A river that crosses Argentina and Chile is causing a diplomatic embarrassment between the two countries. At the end of April, the Ministry of Foreign Affairs of the Gabriel Boric government sent a statement to the Argentines asking for explanations about the flow of the Vizcachas River, which in recent months has been reduced on the Chilean side.
The Argentine Foreign Ministry confirmed last week that it had asked the Undersecretary for Management and Planning of Water Projects of the Ministry of Public Works to provide the requested information.
The controversy began in February, when rural producers and businessmen from Torres del Paine, in the Chilean region of Magalhães and Chilean Antarctica, denounced that the flow of the river, which originates in southeastern Argentina, in Santa Cruz, and flows to the territory of Chile, had dried completely on the Chilean side. The reason would be a series of works on the Argentine side.
Technicians from the State’s National Board of Borders and Limits (Difrol) visited a farm in the region and noted that the drying up of the river “does not occur due to natural causes” and could only be attributed to some “intervention” in Argentine territory.
Sergio Rodríguez Oro, a lawyer for the owners of a local farm, told El Mercurio newspaper that “for the first time in history the canal [do rio Vizcachas] dried out”. “Concretely, there are at least six works that conduct and completely divert the water dozens of kilometers from the canal”, he highlighted.
Chilean rural producers and businessmen argue that changing the river’s flow would represent a violation of an environmental treaty, which includes a protocol on shared water resources and was signed between the two countries in 1991.
The undersecretary of Foreign Affairs of Chile, Gloria de la Fuente, said in an interview with Rádio Pauta that the Chilean response, in sending the statement to Argentina, followed “the parameters of institutionality”. “No more than that, there is no note of protest. What we are doing is building the proper background,” she said.
However, the opposition to Boric called for a tougher stance from the Chilean government. Deputy Christian Matheson, representative of the Magellan region and Chilean Antarctica, suggested taking the matter to the Hague Court.
“This cannot be left alone in a document that has little or no effect. What the State of Chile should demand is that any intervention on the Vizcachas River be stopped and the natural flow of this international channel be restored, as it affects not only rural producers in the Magallanes region, but also the flora and fauna around Torres del Paine. Therefore, one should not rule out going to the International Court in The Hague to restore international law, which today is affected”, declared Matheson.

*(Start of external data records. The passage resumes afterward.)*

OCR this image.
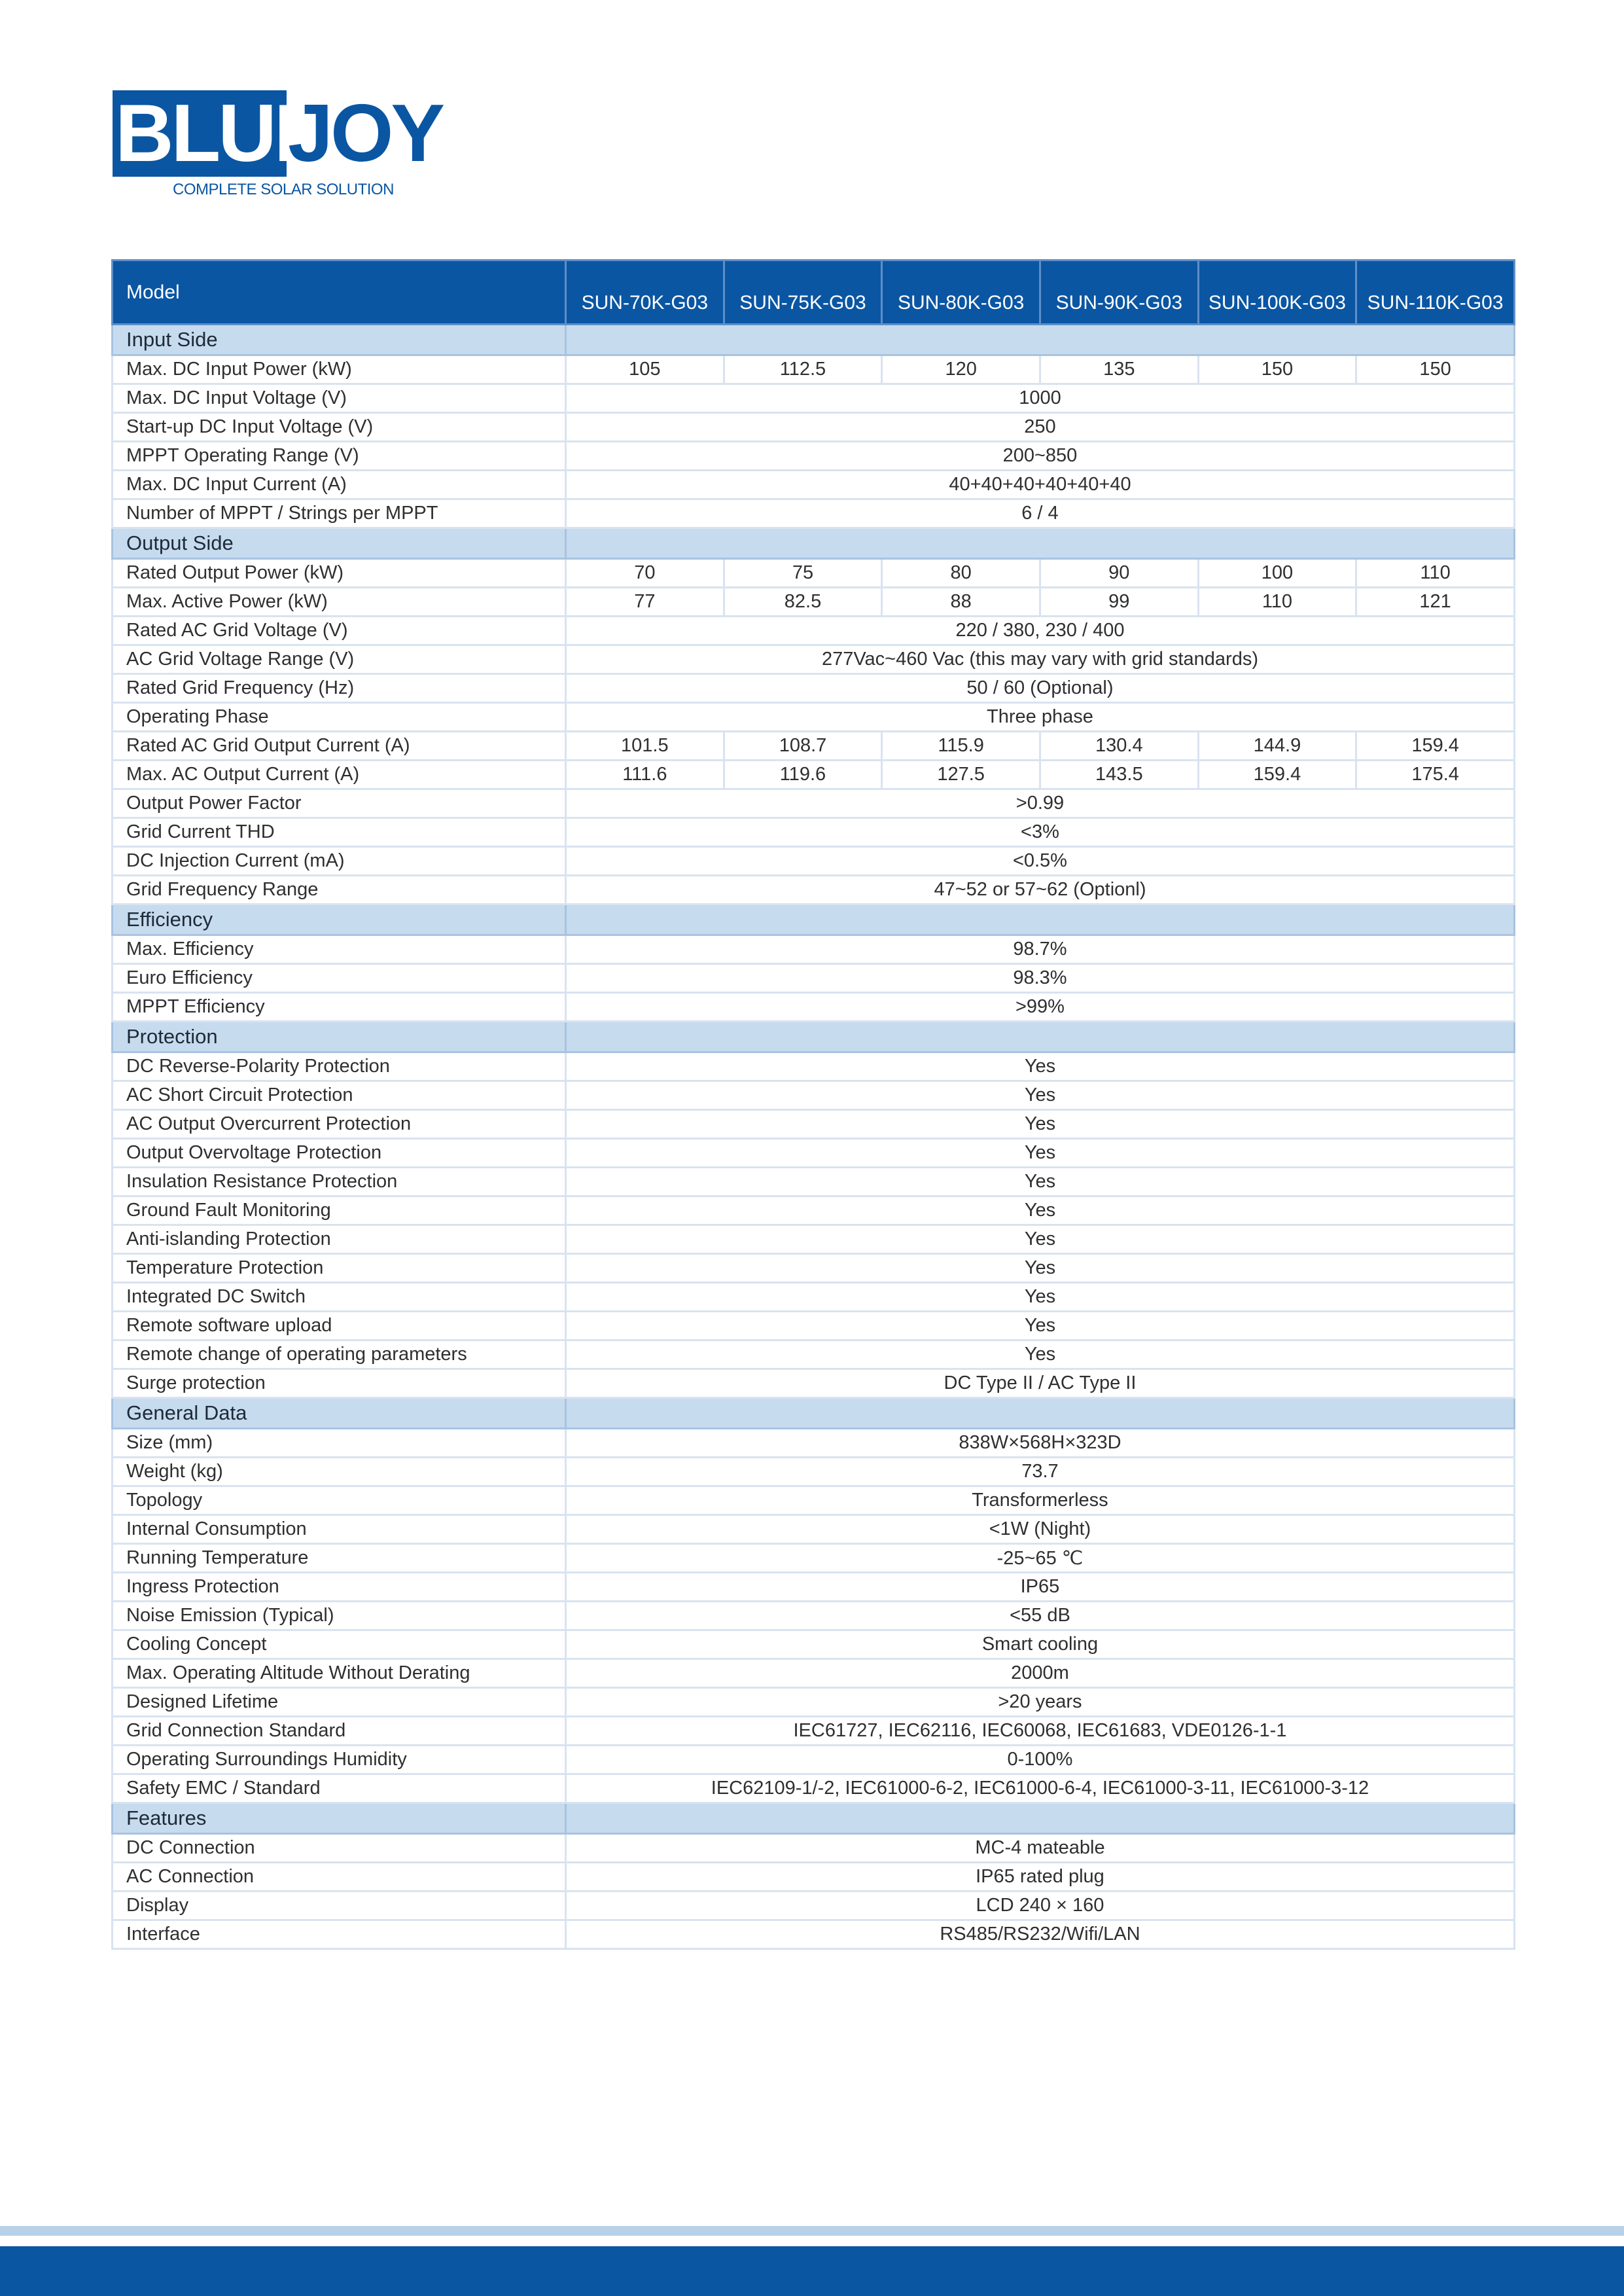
BLUE
JOY
COMPLETE SOLAR SOLUTION
Model	SUN-70K-G03	SUN-75K-G03	SUN-80K-G03	SUN-90K-G03	SUN-100K-G03	SUN-110K-G03
Input Side						
Max. DC Input Power (kW)	105	112.5	120	135	150	150
Max. DC Input Voltage (V)	1000					
Start-up DC Input Voltage (V)	250					
MPPT Operating Range (V)	200~850					
Max. DC Input Current (A)	40+40+40+40+40+40					
Number of MPPT / Strings per MPPT	6 / 4					
Output Side						
Rated Output Power (kW)	70	75	80	90	100	110
Max. Active Power (kW)	77	82.5	88	99	110	121
Rated AC Grid Voltage (V)	220 / 380, 230 / 400					
AC Grid Voltage Range (V)	277Vac~460 Vac (this may vary with grid standards)					
Rated Grid Frequency (Hz)	50 / 60 (Optional)					
Operating Phase	Three phase					
Rated AC Grid Output Current (A)	101.5	108.7	115.9	130.4	144.9	159.4
Max. AC Output Current (A)	111.6	119.6	127.5	143.5	159.4	175.4
Output Power Factor	>0.99					
Grid Current THD	<3%					
DC Injection Current (mA)	<0.5%					
Grid Frequency Range	47~52 or 57~62 (Optionl)					
Efficiency						
Max. Efficiency	98.7%					
Euro Efficiency	98.3%					
MPPT Efficiency	>99%					
Protection						
DC Reverse-Polarity Protection	Yes					
AC Short Circuit Protection	Yes					
AC Output Overcurrent Protection	Yes					
Output Overvoltage Protection	Yes					
Insulation Resistance Protection	Yes					
Ground Fault Monitoring	Yes					
Anti-islanding Protection	Yes					
Temperature Protection	Yes					
Integrated DC Switch	Yes					
Remote software upload	Yes					
Remote change of operating parameters	Yes					
Surge protection	DC Type II / AC Type II					
General Data						
Size (mm)	838W×568H×323D					
Weight (kg)	73.7					
Topology	Transformerless					
Internal Consumption	<1W (Night)					
Running Temperature	-25~65 ℃					
Ingress Protection	IP65					
Noise Emission (Typical)	<55 dB					
Cooling Concept	Smart cooling					
Max. Operating Altitude Without Derating	2000m					
Designed Lifetime	>20 years					
Grid Connection Standard	IEC61727, IEC62116, IEC60068, IEC61683, VDE0126-1-1					
Operating Surroundings Humidity	0-100%					
Safety EMC / Standard	IEC62109-1/-2, IEC61000-6-2, IEC61000-6-4, IEC61000-3-11, IEC61000-3-12					
Features						
DC Connection	MC-4 mateable					
AC Connection	IP65 rated plug					
Display	LCD 240 × 160					
Interface	RS485/RS232/Wifi/LAN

“I ask myself, what would Argentina say if we intervened in the Rubens River and the Penitente River, which form part of the beginning of the Gallegos River in the Argentine Republic?” he added.
The Defense Commission of the Chilean Chamber of Deputies reported that it would send a letter to the Ministry of Foreign Affairs to question the portfolio about what happened and about the actions it intends to take next.
Exposed deficiencies
In an article for the El Mostrador website, Jorge Guzmán, a professor and researcher at the Autonomous University of Chile, said that the controversy over the Vizcachas River should not lead to a bilateral crisis between the two countries, but, in the context of the protocol on shared water resources of 1991, makes clear “two structural deficiencies” of Chilean foreign policy.
The first, according to the researcher, is that no State body in Chile maintains up-to-date monitoring or monitoring of the application of this and other obligations agreed with Argentina, with which the country has about 5,300 kilometers of common border.
“With worrying regularity, this deficiency ends up becoming a circumstance that threatens the country’s interests,” said Guzmán, citing the 1998 Agreement on the Southern Patagonian Ice Field, considered harmful to Chile and which concerns one of the largest reservoirs of fresh water on the planet.
The second point, highlighted the researcher, is that the protocol on shared water resources gave Argentina the power to manage Chilean hydrographic basins that add up to about 27% of the country’s land territory.
“On the other hand, most of Argentina’s water resources are concentrated on the borders with Paraguay, Brazil and Uruguay; less than 3% of Argentine water can be co-managed with Chile”, he compared.